O fundador e ex-presidente do conselho de administração da Reag Investimentos, João Carlos Falbo Mansur, negou nesta quarta-feira (11) qualquer participação em fraudes ou ligação com o crime organizado durante depoimento à CPI do Crime Organizado no Senado. A empresa, que foi liquidada pelo Banco Central do Brasil no início deste ano, é investigada em operações da Polícia Federal que apuram suspeitas de lavagem de dinheiro relacionada ao Primeiro Comando da Capital.

Convocado para prestar esclarecimentos, Mansur permaneceu em silêncio durante grande parte da sessão, amparado por um habeas corpus concedido pelo ministro do Supremo Tribunal Federal Flávio Dino.

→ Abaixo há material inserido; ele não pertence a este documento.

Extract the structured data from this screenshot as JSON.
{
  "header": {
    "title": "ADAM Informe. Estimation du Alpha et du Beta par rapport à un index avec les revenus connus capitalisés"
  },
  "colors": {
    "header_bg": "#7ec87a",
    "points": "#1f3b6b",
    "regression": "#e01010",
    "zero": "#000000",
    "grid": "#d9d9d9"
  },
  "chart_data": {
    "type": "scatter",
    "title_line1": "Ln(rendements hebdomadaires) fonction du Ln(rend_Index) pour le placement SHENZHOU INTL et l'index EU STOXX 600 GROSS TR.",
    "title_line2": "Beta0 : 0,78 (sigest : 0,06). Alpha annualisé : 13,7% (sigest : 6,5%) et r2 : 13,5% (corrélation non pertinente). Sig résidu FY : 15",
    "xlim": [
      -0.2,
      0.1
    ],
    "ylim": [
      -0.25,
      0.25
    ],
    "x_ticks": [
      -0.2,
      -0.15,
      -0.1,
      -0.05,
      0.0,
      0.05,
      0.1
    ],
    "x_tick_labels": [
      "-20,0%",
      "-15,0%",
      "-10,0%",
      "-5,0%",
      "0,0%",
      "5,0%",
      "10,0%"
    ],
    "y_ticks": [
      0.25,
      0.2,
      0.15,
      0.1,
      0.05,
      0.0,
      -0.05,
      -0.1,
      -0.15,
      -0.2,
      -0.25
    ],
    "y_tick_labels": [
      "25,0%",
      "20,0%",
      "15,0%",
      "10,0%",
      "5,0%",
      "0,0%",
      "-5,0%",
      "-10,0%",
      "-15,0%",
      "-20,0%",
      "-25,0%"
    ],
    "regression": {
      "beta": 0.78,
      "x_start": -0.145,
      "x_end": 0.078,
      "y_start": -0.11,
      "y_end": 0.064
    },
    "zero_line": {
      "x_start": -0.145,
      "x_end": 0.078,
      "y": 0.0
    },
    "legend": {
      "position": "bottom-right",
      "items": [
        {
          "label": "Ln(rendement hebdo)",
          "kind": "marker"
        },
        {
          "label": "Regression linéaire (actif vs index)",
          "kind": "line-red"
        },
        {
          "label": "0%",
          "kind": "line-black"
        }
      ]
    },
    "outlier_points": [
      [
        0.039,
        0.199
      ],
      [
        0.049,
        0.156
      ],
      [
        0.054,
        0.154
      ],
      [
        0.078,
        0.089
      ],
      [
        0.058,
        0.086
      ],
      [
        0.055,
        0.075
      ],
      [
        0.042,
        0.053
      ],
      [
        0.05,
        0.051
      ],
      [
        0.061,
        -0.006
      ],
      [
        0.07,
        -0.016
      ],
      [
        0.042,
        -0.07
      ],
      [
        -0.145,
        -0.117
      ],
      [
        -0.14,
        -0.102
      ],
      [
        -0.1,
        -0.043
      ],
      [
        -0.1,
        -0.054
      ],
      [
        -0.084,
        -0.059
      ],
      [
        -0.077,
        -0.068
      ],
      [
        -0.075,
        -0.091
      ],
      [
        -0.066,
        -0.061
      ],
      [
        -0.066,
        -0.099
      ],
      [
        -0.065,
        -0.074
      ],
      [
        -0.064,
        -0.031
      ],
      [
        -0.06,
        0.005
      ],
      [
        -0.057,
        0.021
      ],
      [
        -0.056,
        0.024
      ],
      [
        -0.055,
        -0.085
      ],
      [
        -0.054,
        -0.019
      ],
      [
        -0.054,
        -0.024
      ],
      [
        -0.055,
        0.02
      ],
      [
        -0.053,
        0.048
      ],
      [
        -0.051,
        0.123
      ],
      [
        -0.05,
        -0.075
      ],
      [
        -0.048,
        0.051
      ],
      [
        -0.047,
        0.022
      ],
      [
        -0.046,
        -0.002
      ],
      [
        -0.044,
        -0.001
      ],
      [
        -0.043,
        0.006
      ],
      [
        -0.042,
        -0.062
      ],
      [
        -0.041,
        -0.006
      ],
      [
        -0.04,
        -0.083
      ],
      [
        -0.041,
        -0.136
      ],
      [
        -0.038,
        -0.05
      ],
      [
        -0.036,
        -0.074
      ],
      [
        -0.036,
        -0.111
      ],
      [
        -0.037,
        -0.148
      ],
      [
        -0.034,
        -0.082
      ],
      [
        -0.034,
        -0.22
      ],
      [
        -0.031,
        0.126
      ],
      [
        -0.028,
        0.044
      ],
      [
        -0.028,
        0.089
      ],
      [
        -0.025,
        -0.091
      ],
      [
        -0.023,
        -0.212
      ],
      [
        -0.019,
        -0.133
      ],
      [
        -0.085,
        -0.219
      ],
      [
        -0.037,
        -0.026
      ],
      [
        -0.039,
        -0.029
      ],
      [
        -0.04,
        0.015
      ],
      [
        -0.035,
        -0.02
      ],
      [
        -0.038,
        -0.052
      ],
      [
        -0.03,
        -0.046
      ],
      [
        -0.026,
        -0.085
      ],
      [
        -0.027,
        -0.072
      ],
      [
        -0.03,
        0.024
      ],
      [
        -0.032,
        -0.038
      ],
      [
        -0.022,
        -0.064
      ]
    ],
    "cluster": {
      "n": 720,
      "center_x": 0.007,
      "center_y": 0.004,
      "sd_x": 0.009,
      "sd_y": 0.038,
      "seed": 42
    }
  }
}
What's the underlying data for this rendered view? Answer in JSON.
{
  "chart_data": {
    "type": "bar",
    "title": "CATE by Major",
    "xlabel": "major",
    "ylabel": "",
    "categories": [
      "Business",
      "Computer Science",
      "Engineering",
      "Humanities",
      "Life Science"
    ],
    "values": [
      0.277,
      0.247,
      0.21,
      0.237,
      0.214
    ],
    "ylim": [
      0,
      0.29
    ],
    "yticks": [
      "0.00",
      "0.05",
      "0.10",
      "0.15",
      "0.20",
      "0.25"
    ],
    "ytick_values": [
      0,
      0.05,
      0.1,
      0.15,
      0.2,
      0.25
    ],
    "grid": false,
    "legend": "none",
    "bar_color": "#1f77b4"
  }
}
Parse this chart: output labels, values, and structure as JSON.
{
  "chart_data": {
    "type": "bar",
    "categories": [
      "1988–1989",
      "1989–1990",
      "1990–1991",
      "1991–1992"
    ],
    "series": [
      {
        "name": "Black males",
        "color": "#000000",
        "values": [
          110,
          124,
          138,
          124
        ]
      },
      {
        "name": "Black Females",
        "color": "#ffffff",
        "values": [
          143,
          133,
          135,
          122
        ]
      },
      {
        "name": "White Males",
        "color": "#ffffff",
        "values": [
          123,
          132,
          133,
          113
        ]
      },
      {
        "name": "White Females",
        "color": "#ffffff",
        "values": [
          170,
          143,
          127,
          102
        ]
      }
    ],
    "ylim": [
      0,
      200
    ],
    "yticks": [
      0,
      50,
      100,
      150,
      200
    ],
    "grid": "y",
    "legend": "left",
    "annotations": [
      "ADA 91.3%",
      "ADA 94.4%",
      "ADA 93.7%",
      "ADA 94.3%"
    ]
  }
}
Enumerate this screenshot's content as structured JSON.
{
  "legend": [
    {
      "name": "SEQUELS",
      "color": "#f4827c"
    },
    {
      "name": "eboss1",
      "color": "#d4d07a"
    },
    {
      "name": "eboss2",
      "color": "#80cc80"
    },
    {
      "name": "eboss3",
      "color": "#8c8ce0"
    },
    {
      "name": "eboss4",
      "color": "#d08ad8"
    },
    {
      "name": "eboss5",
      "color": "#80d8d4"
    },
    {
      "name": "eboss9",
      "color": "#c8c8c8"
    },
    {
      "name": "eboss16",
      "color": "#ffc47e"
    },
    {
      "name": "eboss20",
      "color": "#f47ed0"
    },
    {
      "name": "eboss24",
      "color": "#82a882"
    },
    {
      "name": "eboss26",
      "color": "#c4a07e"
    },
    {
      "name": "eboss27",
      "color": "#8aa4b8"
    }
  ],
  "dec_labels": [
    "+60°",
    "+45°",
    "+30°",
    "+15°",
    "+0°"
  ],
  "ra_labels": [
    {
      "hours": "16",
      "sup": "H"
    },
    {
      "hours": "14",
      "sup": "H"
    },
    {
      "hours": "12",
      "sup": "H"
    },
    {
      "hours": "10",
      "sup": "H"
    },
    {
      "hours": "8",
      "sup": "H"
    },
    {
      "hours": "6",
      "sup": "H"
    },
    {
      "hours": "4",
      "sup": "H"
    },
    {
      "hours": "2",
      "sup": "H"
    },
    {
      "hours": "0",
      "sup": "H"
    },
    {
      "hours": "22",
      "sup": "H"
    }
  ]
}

Ainda assim, decidiu responder a alguns questionamentos e aproveitou para defender a trajetória da empresa que fundou.

Segundo o empresário, a Reag nunca manteve relação com organizações criminosas e não há provas de envolvimento da gestora com atividades ilegais. Ele afirmou que, ao longo das investigações, não foi encontrada nenhuma referência direta que associasse a companhia ao PCC.

A convocação do empresário foi solicitada pelo presidente da CPI, o senador Fabiano Contarato, que citou informações da Operação Carbono Oculto, investigação que apura a infiltração do crime organizado em setores da economia, incluindo o sistema financeiro. De acordo com dados mencionados na comissão, fundos administrados pela Reag teriam sido usados para movimentar cerca de R$ 250 milhões ligados à facção criminosa.

Durante o depoimento, Mansur afirmou que a empresa administrava cerca de 700 fundos de investimento distribuídos entre centenas de grupos empresariais e famílias, somando aproximadamente R$ 300 bilhões sob gestão. Ele explicou que os recursos pertenciam a investidores e não à própria companhia e que os fundos questionados representam apenas uma pequena parcela desse volume.

O empresário também rebateu suspeitas envolvendo fundos com cotista único, modalidade que, segundo ele, é comum no mercado financeiro e não configura irregularidade. Para explicar o funcionamento, comparou os fundos a um condomínio, em que investidores seriam proprietários e gestores atuariam como administradores da estrutura.

Apesar das explicações, o relator da CPI, senador Alessandro Vieira, criticou o fato de Mansur ter se recusado a responder diversas perguntas dos parlamentares. Na avaliação do relator, algumas questões feitas na comissão não eram autoincriminatórias e poderiam ter sido esclarecidas pelo depoente.

A CPI investiga possíveis esquemas de lavagem de dinheiro e fraudes financeiras envolvendo empresas e instituições do mercado, incluindo suspeitas de manipulação de ativos que teriam beneficiado o Banco Master e seu controlador, o empresário Daniel Vorcaro.

Durante a sessão, senadores também debateram o alcance do direito ao silêncio concedido ao empresário. Enquanto o relator questionou a postura do depoente, Contarato e o vice-presidente da comissão, o senador Hamilton Mourão, defenderam que o investigado tinha o direito de se manifestar apenas quando julgasse necessário.

A reunião ainda previa o depoimento do governador do Rio Grande do Sul, Eduardo Leite, que havia sido convidado para falar sobre o combate ao crime organizado no estado, mas ele não compareceu por compromissos previamente agendados.

Instalada para investigar a atuação e o financiamento de facções criminosas no país, a CPI busca identificar como organizações ilegais utilizam setores da economia para movimentar recursos e ocultar patrimônio.